第129页

应斜寒曼声道:“好,那在下便开门见山了——殿下在夏京中处处受制,仰人鼻息,在下亦如此。不知您是否愿意与在下互援为友,共同谋求生路。”

雪溪眉心一皱:“大人擡爱,您风光无两,手下能人甚多,为何找上了我?”

“风光无两吗?瑜王殿下说笑了。”应斜寒唇角微勾,虽然嘴上说着自嘲之语,神色倒还气定神閑,似乎再大的事也不会被他放在心上。

他只是很轻松地笑着,如同閑话家常一般:“殿下不必自谦,在下此刻困局,唯有殿下一人能解。再者说,殿下难道就真的愿意永远做一个质子、在夏朝碌碌度日?真的愿意日複一日忍受摄政王的欺压?”

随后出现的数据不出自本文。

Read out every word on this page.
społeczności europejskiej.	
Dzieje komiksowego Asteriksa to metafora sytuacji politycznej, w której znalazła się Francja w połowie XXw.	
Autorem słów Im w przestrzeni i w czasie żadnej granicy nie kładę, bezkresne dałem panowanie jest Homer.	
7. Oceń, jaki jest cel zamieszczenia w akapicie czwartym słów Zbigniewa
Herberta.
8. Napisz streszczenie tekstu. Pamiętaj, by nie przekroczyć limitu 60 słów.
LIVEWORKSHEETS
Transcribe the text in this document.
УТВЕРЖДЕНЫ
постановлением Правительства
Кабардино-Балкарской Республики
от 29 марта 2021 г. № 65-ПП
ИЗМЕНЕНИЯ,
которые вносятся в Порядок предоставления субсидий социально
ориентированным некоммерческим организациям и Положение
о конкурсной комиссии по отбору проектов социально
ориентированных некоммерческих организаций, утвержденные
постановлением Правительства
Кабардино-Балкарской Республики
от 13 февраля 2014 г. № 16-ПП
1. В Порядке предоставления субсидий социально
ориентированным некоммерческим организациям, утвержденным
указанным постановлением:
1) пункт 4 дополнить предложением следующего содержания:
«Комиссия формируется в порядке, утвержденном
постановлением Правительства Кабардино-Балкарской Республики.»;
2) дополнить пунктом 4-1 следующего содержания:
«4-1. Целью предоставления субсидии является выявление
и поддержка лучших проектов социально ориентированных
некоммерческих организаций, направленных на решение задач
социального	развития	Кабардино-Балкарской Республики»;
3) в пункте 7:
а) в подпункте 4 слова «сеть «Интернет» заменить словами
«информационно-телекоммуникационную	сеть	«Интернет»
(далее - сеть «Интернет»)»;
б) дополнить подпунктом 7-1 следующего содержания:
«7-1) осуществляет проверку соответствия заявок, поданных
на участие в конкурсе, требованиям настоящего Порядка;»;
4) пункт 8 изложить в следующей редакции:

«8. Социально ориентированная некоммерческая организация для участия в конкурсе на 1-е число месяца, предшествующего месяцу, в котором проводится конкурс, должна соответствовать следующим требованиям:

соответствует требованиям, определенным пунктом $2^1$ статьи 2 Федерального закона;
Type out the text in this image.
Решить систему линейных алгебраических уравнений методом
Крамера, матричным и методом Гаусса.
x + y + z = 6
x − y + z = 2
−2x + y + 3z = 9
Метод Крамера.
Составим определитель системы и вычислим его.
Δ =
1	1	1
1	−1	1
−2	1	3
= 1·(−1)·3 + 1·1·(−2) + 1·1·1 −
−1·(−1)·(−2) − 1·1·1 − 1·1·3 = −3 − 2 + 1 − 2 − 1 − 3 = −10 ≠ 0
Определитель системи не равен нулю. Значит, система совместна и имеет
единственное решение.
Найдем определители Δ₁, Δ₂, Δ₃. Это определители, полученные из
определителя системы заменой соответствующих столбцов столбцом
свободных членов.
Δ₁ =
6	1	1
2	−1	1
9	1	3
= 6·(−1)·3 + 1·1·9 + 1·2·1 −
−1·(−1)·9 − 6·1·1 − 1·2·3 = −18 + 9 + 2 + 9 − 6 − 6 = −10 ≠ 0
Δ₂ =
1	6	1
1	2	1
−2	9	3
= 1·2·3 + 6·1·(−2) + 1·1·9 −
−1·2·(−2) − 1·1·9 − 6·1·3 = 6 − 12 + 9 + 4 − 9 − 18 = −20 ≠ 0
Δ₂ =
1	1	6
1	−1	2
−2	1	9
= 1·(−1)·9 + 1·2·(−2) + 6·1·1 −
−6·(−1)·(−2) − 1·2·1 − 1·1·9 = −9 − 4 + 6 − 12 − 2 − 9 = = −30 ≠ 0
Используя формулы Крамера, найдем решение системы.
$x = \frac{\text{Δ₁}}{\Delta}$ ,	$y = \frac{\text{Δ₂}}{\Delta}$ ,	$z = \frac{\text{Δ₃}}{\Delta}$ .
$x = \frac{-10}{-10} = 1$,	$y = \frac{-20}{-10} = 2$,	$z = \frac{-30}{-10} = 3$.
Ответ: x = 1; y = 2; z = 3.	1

“此刻,有一条置他于死地的路,难道殿下没有有丝毫动心麽。”

雪溪望着他神色,静静垂眸思忖。

他虽寄居一隅,但并非两耳不闻窗外事,反因生存之道艰难而更加敏感谨慎。

这些日朝堂上的动静,他也都心中有数。

这位年轻的宰辅大人的确出色,甚至在摄政王大权独揽的现状下,能够站稳脚跟,算得上是个人物。

只是近几日,摄政王的动作颇有些不留情面,同时拔了两座侯府,一处伯爵封地,都是颇有名头的藩王,手段迅疾而阴狠,多少年累积下的各种罪名一同清算,打的人措手不及。

削藩株连甚广,其中不乏应斜寒的同盟,想想也知道,这位应大人这几日在朝堂上多受打压。

如此看来,从前的摄政王处事更像是睁一只眼闭一只眼,如今忽然针锋相对,便使得对方捉襟见肘,力有不逮。

无怪他要寻求援手,多结同盟了。